Convert the information frame into an Excel file
Finally, if all data matches properly right into a single table, a worksheet is created from this data frame to respect the tabular format. The ultimate asset returned is an Excel file whose energetic sheet accommodates the tidy spreadsheet data.
Et voilà! The sky’s the limit for benefiting from your newly tidy dataset.
Be happy to check it together with your own dataset using the CleanMyExcel.io service, which is free and requires no registration.
Final note on the workflow
Why is a workflow proposed as a substitute of an agent for that purpose?
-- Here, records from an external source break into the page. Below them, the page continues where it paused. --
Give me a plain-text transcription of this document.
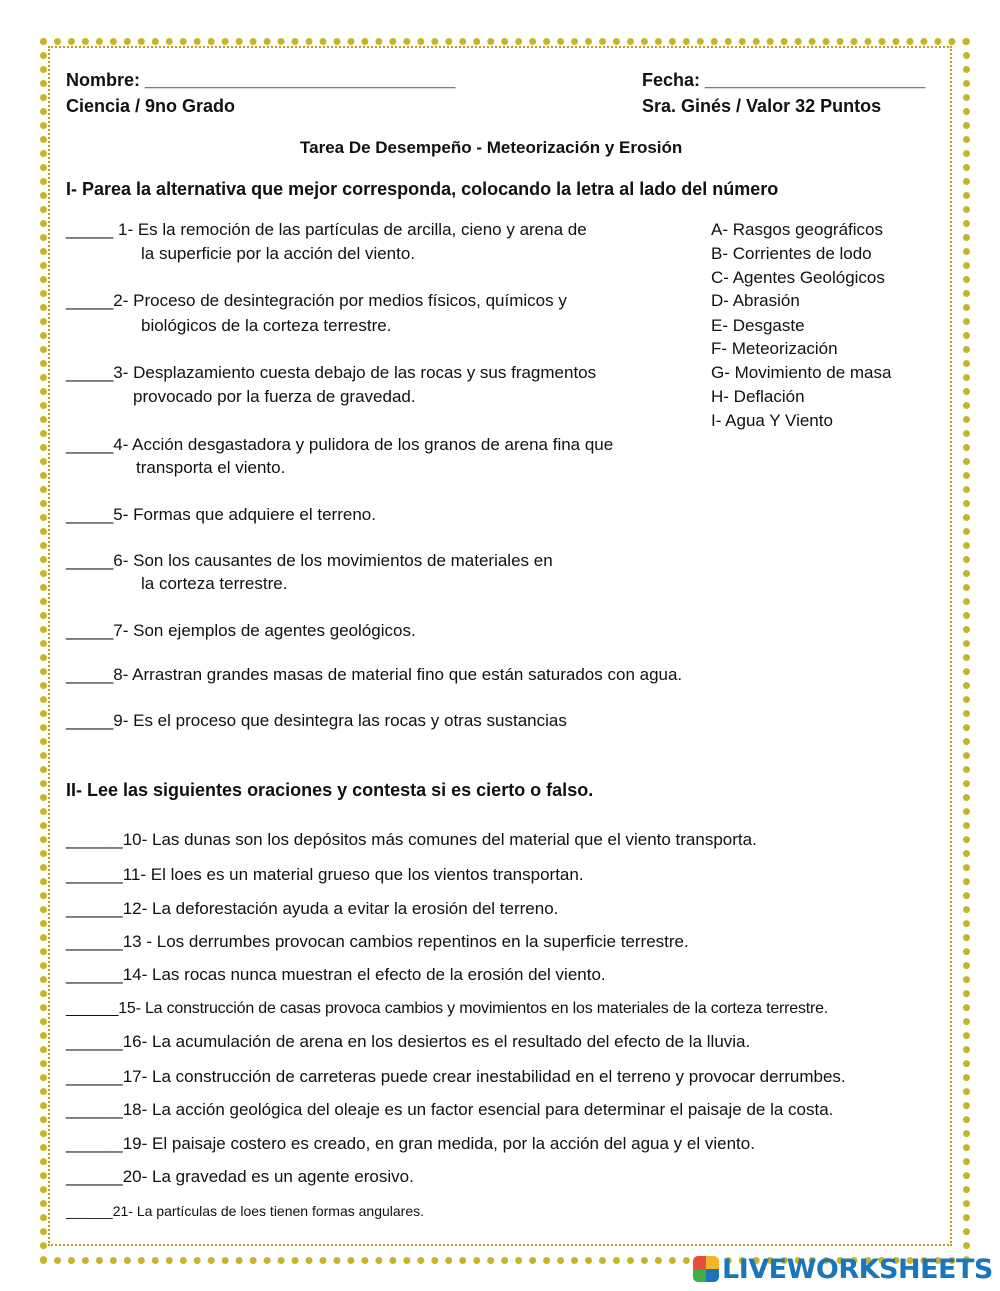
Nombre: _______________________________	Fecha: ______________________
Ciencia / 9no Grado	Sra. Ginés / Valor 32 Puntos
Tarea De Desempeño - Meteorización y Erosión
I- Parea la alternativa que mejor corresponda, colocando la letra al lado del número
_____ 1- Es la remoción de las partículas de arcilla, cieno y arena de
la superficie por la acción del viento.
_____2- Proceso de desintegración por medios físicos, químicos y
biológicos de la corteza terrestre.
_____3- Desplazamiento cuesta debajo de las rocas y sus fragmentos
provocado por la fuerza de gravedad.
_____4- Acción desgastadora y pulidora de los granos de arena fina que
transporta el viento.
_____5- Formas que adquiere el terreno.
_____6- Son los causantes de los movimientos de materiales en
la corteza terrestre.
_____7- Son ejemplos de agentes geológicos.
_____8- Arrastran grandes masas de material fino que están saturados con agua.
_____9- Es el proceso que desintegra las rocas y otras sustancias
A- Rasgos geográficos
B- Corrientes de lodo
C- Agentes Geológicos
D- Abrasión
E- Desgaste
F- Meteorización
G- Movimiento de masa
H- Deflación
I- Agua Y Viento
II- Lee las siguientes oraciones y contesta si es cierto o falso.
______10- Las dunas son los depósitos más comunes del material que el viento transporta.
______11- El loes es un material grueso que los vientos transportan.
______12- La deforestación ayuda a evitar la erosión del terreno.
______13 - Los derrumbes provocan cambios repentinos en la superficie terrestre.
______14- Las rocas nunca muestran el efecto de la erosión del viento.
______15- La construcción de casas provoca cambios y movimientos en los materiales de la corteza terrestre.
______16- La acumulación de arena en los desiertos es el resultado del efecto de la lluvia.
______17- La construcción de carreteras puede crear inestabilidad en el terreno y provocar derrumbes.
______18- La acción geológica del oleaje es un factor esencial para determinar el paisaje de la costa.
______19- El paisaje costero es creado, en gran medida, por la acción del agua y el viento.
______20- La gravedad es un agente erosivo.
______21- La partículas de loes tienen formas angulares.
LIVEWORKSHEETS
On the time of writing, we consider that a workflow based on LLMs for precise sub-tasks is more robust, stable, iterable, and maintainable than a more autonomous agent. An agent may offer benefits: more freedom and liberty in actions to perform tasks. Nonetheless, they could still be hard to cope with in practice; for instance, they could diverge quickly if the target shouldn’t be clear enough. I imagine that is our case, but that doesn’t mean that this model wouldn’t be applicable in the long run in the identical way as SWE-agent coding is performing, for instance.
Next articles within the series
In upcoming articles, we plan to explore related topics, including:
- An in depth description of the spreadsheet encoder mentioned earlier.
- Data validity: ensuring each column meets the expectations.
- Data uniqueness: stopping duplicate entities throughout the dataset.
- Data completeness: handling missing values effectively.
- Evaluating data reshaping, validity, and other key elements of knowledge quality.
Stay tuned!
Thanks to Marc Hobballah for reviewing this text and providing feedback.